Not only can a modern statistician easily discover the power law, but it is easy to create a scatter plot that convincingly shows the nearly perfect fit. The following call to PROC SGPLOT in SAS creates the graph, which contains the same information as the graph in *Astronomy* magazine. Notice that I used custom tick labels for the log-scaled axes:

title "Kepler's Third Law"; title2 "The Squared Period Is Proportional to the Cubed Distance"; proc sgplot data=Kepler; scatter y=logPeriod x=logDistance / datalabel=Name datalabelpos=bottomright datalabelattrs=(size=12); lineparm x=0 y=0 slope=1.5 / legendlabel="log(Period) = 3/2 log(Distance)" name="line"; yaxis grid values=(-1 0 1 2 3) valuesdisplay=("0.1" "1" "10" "100" "1000") offsetmax=0; xaxis grid values=(-1 0 1 2) valuesdisplay=("0.1" "1" "10" "100"); keylegend "line" / location=inside opaque; run; |

### Remark on the history of Kepler's third law

This article shows how a modern statistician can discover Kepler's third law using linear regression on log-transformed data. The regression line fits the planetary data to high accuracy, as shown by the scatter plot on a log-log scale.

It is impressive that Kepler discovered the third law without having access to these modern tools. After publishing his first two laws of planetary motion in 1609, Kepler spent more than a decade trying to find the third law. Kepler said that the third law "appeared in [his]head" in 1618.
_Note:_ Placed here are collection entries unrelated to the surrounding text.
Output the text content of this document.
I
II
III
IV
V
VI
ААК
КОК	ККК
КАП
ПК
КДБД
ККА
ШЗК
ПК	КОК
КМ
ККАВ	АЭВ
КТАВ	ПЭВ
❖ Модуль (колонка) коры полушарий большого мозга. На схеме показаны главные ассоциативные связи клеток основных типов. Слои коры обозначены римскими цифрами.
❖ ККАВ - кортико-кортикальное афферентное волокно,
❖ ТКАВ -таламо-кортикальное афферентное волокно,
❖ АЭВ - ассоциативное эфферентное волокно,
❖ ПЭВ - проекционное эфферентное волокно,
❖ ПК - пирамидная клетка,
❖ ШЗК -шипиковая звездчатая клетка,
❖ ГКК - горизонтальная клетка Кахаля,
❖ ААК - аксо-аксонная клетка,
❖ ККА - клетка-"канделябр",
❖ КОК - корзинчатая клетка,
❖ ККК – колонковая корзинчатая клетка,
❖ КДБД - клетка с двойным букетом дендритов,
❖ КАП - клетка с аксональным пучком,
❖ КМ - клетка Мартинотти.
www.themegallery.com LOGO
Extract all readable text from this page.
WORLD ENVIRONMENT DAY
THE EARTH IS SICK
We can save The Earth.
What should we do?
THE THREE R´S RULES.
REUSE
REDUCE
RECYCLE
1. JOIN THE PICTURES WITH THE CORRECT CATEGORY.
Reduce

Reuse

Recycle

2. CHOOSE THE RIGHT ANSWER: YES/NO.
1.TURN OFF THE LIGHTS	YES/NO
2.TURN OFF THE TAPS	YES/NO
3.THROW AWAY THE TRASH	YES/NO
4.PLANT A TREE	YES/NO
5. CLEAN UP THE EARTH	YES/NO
Kepler did not have the benefit of drawing a scatter plot on a log-log scale because Descartes did not create the Cartesian coordinate system until 1637. Kepler could not perform linear regression because Galton did not describe it until the 1880s.

However, Kepler did know about logarithms, which John Napier published in 1614.
According to Kevin Brown, (*Reflections on Relativity*, 2016)
"Kepler was immediately enthusiastic about logarithms" when he read Napier's work in 1616.
Although historians cannot be sure, it is plausible that Kepler used logarithms to discover his third law.
For more information about Kepler, Napier, and logarithms, read
Brown's historical commentary.

## 2 Comments

If the coefficient n/m is one, is that to be interpreted that Y=X?. If yes, then two laboratories testing the same samples should have a linear relationship btwn the logged Y and logged X with slope one and intercept zero if the accuracy and precision are the same for both laboratories.

Regressing two logged variables against one another does not produce an arithmetic mean regression line. I believe it produces a geometric mean regression line. Does this affect interpretation of n/m?

Graphing logged values against one another tends to conceal differences which is why analytical chemists frown on doing so to demonstrate equality..

Yes, I certainly agree that there is a difference between an OLS model of Y vs X and a regression model for log(Y) vs log(X). For example, the models assume different error distributions and the transformations affect the homogeneity of variance. In SAS, the Box-Cox transformation in PROC TRANSREG provides a statistical basis for choosing transformations.